Türkiye'nin yerleşim yeri bulunan tek göl adası olma özelliği taşıyan Isparta'nın Şarkikaraağaç ilçesine bağlı Mada Adası'nın sakini Yörüklerin, kayıkla çekilen duba üzerindeki hayvanlarla göçü renkli görüntüler ortaya çıkardı.
Beyşehir Gölü'ndeki irili ufaklı 32 adanın en büyüğü Mada Adası'nda, yaklaşık 30 hanede 180 kişi yaşıyor.
Mada'ya ulaşım, hemen her ailede bulunan kayıklarla sağlanıyor. Adaya gitmek ya da buradan ayrılmak isteyenler, kayıklarla 700 metre kürek çekiyor.
Adada yaklaşık 200 yıldır yaşamlarını sürdüren Yörükler, balıkçılık ve hayvancılıkla geçimlerini sağlıyor.
Baharın gelmesiyle adada hummalı bir o kadar da eğlenceli hareketlilik yaşanıyor.
Deve ve atlarla göçmelerine alışkın olunan Yörükler, şartlardan dolayı bilinenin aksine kayıklarla göçüyor.
1 Mayıs'ta göç başlıyor
Yörükler, her yıl 1 Mayıs'ta sırayla adada bulunan ve motorlu iki kayıkla çekilen dubanın üzerine çıkardığı sürülerini karşı kıyıdaki yaylaya geçiriyor.
Yaklaşık 700 metrelik zorlu yolculuğun ardından kıyıya 2 metre yaklaşan dubadan suya atlayarak karaya ayak basan büyükbaş hayvanlar, çobanlar eşliğinde 8 kilometre yürüdükten sonra otlakların bol olduğu Sinder Yaylası'na geliyor.
Ada sakinleri, yaz boyunca kullanacakları eşyalarını, kıyafetlerini, çadırlarını ve gıdalarını da kayıklarla taşıyor.

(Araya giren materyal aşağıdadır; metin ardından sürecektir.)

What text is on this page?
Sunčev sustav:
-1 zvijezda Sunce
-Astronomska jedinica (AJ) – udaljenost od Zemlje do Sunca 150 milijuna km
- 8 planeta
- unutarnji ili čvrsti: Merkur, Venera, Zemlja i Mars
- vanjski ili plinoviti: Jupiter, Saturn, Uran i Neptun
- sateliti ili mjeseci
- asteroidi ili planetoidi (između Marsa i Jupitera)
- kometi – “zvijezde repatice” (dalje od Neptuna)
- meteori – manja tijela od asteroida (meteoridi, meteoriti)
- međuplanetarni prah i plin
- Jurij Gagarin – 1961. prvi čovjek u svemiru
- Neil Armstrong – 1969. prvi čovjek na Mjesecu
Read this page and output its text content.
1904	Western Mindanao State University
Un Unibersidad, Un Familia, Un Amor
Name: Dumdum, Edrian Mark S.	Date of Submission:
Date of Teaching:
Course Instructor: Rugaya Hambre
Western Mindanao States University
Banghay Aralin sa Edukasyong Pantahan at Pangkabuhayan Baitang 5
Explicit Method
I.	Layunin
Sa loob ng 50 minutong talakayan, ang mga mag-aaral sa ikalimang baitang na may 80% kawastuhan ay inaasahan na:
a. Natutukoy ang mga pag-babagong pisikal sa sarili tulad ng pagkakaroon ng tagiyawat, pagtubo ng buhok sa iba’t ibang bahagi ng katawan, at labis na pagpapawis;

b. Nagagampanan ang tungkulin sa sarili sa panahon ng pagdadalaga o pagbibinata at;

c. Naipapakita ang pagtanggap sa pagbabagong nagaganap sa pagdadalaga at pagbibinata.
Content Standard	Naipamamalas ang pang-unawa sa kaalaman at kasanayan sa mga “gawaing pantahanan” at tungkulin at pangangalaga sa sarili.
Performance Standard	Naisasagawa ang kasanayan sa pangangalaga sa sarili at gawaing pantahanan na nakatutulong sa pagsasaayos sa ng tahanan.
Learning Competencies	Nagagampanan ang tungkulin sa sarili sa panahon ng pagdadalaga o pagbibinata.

Zaman zaman küçük kazalar oluyor
Adanın bağlı bulunduğu Gedikli köyünün muhtarı Abdulkadir Yıldırım, baharın gelişiyle çoğunluğu büyükbaş hayvanları gölden geçirdiklerini söyledi.
Kış boyunca ahırda kalmış bir hayvanı duba üzerinde gölden geçirmenin zorlu olduğunu anlatan Yıldırım, "Zaman zaman hayvanların göle düşmesi gibi küçük kazalar yaşanıyor. Sürüler ekime kadar yaylada kalıyor. Yayladaki geniş otlaklarda yazı geçiriyorlar." dedi.
Yıldırım, gölün üzerinden yaklaşık 21 Mada Adası sakinine ait 2 bin hayvanın geçirildiğini dile getirdi.
Ataları develerle onlar da kayıklarla göçüyor
Gölden sürüsünü geçiren Murat Karasu ise her yıl bu zorlu yolculuğu tekrarladıklarını ifade etti.
Anamas Dağı'nın eteklerindeki Sinder Yaylası'nda konaklayacaklarını belirten Karasu, şunları kaydetti:
"Köyümüz Yörük köyü. Kökenimiz Antalya. Antalya'daki atalarımız yıllarca buraya develerle göçmüş. Biz de şimdi kayıklarla bu göçü sürdürüyoruz. Aynı zorlukları yaşıyoruz. Yörüklerin çilesi hiç bitmiyor. Atatürk'ün 'Arkadaşlar gidip Toros Dağları'na bakınız. Eğer orada bir tek Yörük çadırı görürseniz ve o çadırda bir duman tütüyorsa, şunu çok iyi biliniz ki bu dünyada hiçbir güç ve kuvvet bizi asla yenemez.' demiştir. Biz burada geleneklerimizi sürdürmeye, bu dumanı tüttürmeye devam edeceğiz."
Karasu, bölgeye turistik gezi için gelenlerin gölün üzerinde hayvanların taşındığını görünce şaşırdığını anlattı.